SciPy 2023

Scalable machine learning workloads with Ray AI Runtime
07-10, 13:30–17:30 (America/Chicago), Classroom 103

Machine learning (ML) pipelines involve a variety of computationally intensive stages. As state-of-the-art models and systems demand more compute, there is an urgent need for adaptable tools to scale ML workloads. This idea drove the creation of Ray—an open source, distributed ML compute framework that not only powers systems like ChatGPT but also pushes theoretical computing benchmarks. Ray AIR is especially useful for parallelizing ML workloads such as pre-processing images, model training and finetuning, and batch inference. In this tutorial, participants will learn about AIR’s composable APIs through hands-on coding exercises.


State-of-the-art machine learning (ML) models require an exponentially increasing amount of compute, making it necessary to utilize the full capacity of your laptop or workstation and beyond to cloud cluster.
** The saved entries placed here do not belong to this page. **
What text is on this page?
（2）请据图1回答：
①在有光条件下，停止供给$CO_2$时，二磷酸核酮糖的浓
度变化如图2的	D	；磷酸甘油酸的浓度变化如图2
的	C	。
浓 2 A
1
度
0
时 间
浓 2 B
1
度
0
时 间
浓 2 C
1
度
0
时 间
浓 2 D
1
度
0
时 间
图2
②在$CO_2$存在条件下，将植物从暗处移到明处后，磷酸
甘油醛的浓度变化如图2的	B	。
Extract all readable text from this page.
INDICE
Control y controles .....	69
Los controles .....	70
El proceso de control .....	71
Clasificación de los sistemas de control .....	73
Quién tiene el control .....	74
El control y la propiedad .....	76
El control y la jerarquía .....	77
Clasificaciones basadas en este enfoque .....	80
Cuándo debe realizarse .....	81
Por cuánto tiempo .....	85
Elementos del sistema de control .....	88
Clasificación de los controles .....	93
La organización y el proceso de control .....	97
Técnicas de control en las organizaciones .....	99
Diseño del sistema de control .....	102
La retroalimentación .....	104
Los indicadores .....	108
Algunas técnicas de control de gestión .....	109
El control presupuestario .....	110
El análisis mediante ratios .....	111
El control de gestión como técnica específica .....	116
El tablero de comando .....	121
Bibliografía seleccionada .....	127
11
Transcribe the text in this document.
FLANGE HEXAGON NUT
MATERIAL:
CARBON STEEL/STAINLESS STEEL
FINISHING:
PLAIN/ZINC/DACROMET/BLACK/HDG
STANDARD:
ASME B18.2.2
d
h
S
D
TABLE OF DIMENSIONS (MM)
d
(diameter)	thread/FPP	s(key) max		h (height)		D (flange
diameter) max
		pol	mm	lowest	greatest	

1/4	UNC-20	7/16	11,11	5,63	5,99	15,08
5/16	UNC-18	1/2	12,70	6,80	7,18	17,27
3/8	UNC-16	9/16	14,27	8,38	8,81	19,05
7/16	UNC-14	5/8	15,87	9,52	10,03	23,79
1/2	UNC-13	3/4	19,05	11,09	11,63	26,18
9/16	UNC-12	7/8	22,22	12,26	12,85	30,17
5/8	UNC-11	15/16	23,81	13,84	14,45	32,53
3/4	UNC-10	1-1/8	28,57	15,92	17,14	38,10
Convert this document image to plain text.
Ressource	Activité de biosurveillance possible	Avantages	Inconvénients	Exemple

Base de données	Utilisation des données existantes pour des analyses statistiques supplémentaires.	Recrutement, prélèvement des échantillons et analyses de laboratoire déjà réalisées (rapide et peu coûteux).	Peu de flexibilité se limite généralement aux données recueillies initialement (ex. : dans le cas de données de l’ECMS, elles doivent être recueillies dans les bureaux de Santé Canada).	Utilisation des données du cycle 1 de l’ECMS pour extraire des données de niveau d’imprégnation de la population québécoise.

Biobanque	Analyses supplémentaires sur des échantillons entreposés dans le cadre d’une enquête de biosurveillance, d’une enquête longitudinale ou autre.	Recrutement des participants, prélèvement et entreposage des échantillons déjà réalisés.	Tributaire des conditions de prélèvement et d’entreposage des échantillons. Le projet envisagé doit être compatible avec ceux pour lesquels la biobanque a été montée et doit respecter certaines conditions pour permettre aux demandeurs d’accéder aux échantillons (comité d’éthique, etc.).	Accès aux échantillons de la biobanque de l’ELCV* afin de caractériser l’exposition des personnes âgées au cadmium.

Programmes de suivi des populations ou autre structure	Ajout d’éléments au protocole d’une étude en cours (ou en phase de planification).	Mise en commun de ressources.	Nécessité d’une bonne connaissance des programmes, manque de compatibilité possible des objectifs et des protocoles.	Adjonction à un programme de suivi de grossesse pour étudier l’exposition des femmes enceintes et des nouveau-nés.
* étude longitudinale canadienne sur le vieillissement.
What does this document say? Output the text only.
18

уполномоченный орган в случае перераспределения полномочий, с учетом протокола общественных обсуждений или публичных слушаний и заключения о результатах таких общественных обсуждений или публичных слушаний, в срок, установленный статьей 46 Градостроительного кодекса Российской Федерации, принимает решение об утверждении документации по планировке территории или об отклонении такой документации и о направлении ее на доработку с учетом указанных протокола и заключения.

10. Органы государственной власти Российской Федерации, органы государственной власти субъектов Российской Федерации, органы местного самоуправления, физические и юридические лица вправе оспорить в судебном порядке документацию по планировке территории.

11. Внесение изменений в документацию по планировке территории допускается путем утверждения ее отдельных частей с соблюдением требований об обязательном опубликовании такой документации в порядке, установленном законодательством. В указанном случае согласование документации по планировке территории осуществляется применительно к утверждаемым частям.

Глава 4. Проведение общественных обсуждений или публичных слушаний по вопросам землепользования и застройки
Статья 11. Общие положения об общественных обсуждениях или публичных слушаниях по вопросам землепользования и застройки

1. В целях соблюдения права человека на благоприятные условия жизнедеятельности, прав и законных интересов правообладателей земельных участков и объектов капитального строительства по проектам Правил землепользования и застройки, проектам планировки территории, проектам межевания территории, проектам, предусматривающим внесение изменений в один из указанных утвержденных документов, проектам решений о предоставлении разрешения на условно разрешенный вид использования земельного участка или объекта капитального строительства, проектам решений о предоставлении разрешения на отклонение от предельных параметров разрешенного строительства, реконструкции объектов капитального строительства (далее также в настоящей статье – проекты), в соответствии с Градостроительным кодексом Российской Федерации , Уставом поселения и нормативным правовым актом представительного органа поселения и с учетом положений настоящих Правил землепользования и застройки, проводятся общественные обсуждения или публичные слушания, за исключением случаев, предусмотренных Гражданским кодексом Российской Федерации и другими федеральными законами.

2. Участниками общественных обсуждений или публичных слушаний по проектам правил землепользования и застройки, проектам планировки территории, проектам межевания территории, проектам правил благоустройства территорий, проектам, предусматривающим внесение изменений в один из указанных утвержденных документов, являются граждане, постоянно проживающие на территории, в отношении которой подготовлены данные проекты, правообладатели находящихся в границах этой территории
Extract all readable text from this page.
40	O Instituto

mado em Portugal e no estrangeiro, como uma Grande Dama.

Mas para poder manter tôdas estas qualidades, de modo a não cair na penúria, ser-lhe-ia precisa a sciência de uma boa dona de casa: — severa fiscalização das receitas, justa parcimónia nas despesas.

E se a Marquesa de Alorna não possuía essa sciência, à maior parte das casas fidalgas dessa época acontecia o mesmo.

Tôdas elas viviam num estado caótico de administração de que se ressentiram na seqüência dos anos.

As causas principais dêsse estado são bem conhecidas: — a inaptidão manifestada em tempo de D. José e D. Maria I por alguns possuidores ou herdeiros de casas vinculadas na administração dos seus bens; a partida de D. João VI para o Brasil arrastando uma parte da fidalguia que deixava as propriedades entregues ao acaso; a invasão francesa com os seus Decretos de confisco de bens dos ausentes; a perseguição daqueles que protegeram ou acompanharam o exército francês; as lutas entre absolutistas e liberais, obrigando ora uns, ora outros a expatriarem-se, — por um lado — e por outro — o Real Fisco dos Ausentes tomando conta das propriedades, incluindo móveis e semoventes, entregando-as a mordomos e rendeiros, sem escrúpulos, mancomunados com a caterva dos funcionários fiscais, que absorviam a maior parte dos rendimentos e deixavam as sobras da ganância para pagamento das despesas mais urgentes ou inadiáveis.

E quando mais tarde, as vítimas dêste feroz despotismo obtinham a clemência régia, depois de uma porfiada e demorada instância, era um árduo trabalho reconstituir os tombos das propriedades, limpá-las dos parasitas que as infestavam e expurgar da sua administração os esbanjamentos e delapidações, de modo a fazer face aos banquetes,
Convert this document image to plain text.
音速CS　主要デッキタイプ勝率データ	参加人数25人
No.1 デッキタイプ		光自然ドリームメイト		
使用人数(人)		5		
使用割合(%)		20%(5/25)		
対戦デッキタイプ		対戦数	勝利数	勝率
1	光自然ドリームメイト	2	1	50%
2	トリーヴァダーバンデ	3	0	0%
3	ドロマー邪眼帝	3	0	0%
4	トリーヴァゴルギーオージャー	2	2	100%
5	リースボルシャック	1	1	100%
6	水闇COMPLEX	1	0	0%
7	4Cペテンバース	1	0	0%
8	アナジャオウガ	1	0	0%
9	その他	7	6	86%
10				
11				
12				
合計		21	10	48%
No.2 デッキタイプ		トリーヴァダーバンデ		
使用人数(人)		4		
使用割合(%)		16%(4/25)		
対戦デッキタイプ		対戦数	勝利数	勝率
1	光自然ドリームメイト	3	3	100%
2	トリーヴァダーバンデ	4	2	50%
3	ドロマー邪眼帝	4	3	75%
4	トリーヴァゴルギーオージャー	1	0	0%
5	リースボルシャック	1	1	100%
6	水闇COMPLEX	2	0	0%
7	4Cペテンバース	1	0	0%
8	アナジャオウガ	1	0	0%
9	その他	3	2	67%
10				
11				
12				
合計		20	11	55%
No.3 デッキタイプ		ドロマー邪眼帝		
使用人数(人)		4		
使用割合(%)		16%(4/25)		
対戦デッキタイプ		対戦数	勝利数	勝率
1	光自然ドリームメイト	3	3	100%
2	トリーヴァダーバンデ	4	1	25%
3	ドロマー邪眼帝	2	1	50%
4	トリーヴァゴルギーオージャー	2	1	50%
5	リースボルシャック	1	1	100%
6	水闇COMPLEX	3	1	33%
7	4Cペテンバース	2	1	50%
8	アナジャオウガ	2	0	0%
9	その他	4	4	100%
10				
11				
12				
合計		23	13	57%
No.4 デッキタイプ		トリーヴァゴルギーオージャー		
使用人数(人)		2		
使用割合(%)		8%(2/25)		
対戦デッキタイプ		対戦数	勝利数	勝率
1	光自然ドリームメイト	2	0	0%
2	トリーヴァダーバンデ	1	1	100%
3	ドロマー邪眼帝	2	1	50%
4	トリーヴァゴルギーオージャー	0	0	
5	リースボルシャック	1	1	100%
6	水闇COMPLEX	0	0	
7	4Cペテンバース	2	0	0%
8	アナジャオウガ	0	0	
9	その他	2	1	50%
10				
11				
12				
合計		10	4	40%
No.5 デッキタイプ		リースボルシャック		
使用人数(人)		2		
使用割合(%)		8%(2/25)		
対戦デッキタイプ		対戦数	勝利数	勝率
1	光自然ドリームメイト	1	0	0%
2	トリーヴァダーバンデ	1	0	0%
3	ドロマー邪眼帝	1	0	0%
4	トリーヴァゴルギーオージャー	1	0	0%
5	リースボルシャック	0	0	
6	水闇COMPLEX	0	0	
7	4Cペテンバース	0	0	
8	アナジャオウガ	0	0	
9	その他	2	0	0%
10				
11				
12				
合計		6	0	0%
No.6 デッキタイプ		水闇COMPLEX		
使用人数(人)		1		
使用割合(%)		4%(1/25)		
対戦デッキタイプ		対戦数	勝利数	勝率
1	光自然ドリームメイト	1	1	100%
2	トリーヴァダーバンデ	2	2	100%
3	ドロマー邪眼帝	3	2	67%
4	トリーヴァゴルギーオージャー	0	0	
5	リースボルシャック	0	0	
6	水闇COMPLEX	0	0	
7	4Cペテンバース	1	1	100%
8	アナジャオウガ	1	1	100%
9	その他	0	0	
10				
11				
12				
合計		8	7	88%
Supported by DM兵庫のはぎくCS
However, scaling introduces challenges with orchestration, integration, and maintenance. What's more, ML systems change quickly. If you rely on piecemeal solutions to parallelize individual stages of pre-processing, training, inference, and tuning, then stitching these evolving systems together requires a lot of overhead.

This context drove the development of Ray: a solution to enable researchers and developers to scale Python code to the full capacity of your laptop or cluster without worrying about implementing complex distributed computing logic.

This hands-on tutorial introduces Ray AI Runtime (AIR), an open source, Python-based set of libraries that equip researchers and developers with a toolkit for parallelizing ML workloads. We will use a popular computer vision (CV) use case, image segmentation, to guide participants through common ML workloads, including data pre-processing, model training and fine-tuning, and parallel batch inference.

Resources

  • GitHub repository with relevant resources including notebooks, setup instructions, reference implementations to coding exercises, and a README for an overview.

  • Participants will be able to use a pre-configured compute cluster for the duration of the tutorial.

Audience

  • Intermediate-level Python and ML researchers and developers.

  • Those interested in scaling ML workloads up to full laptop capacity to a cluster.

Prerequisites

  • Familiarity with basic ML concepts and workflows.

  • No prior experience with Ray or distributed computing.

  • (Optional) Overview of Ray notebook as background material.

Key Takeaways

  • Understand common challenges and trade-offs when scaling CV pipelines from laptop to cluster.

  • Hands-on skill in using Ray AIR to scale CV workloads, including model training, fine-tuning, inference.

Outline

Challenges with scaling ML systems (10 min)

  • Why are distributed systems so important to ML in general and CV pipelines in particular? How does Ray provide the common ML compute scale from laptop to cluster?

Hands-on lab 1: Composing CV pipelines (60 min)

  • Examples introducing Ray Data, Train and Tune libraries. Participants will practice composing components to scale an end-to-end ML workload.

  • Ray Data - Ingest, shard and preprocess the data.

  • Ray Train - Train a model on the preprocessed training set.

  • Ray Tune - Run hyperparameter tuning experiment.

  • BatchPredictor - Perform batch inference on the test set.

(10 minute break)

Hands-on lab 2: Model training and fine-tuning (60 min)

  • Learn about approaches to scaling model training.

  • Code: Implement transformer model fine-tuning with Ray Train and evaluate performance.

(10 minute break)

Hands-on lab 3: Batch inference (60 min)

  • Learn about and evaluate several distributed batch inference design patterns.

  • Implement distributed batch inference through hands-on coding exercises.

  • Code: Run batch inference using vision transformer and evaluate performance.

Next steps (10 min)

  • How to get involved with Ray and access further resources.

Prerequisites
  • Familiarity with basic ML concepts and workflows.

  • No prior experience with Ray or distributed computing.

  • (Optional) Overview of Ray notebook will be helpful background material.

Installation Instructions

Anyscale login credentials (will be sent via email) and (Optional) Overview of Ray

Emmy is a technical trainer at Anyscale Inc. She holds a B.Sc in Physics from Stanford University where she contributed toward computational astrophysics research at the Stanford Linear Accelerator Laboratory and NASA’s Jet Propulsion Laboratory. Emmy is passionate about creating high quality educational materials and sharing them with the broader Ray community.

Adam Breindel is a member of the Anyscale training team and he consults and teaches on large-scale data engineering and AI/machine learning. He has served as technical reviewer for numerous O'Reilly titles covering Ray, Apache Spark, and other topics. Adam's 20 years of engineering experience include numerous startups and large enterprises with projects ranging from AI/ML systems and cluster management to web, mobile, and IoT apps. He holds a BA (Mathematics) from University of Chicago and a MA (Classics) from Brown University. Adam's interests include hiking, literature, and complex adaptive systems.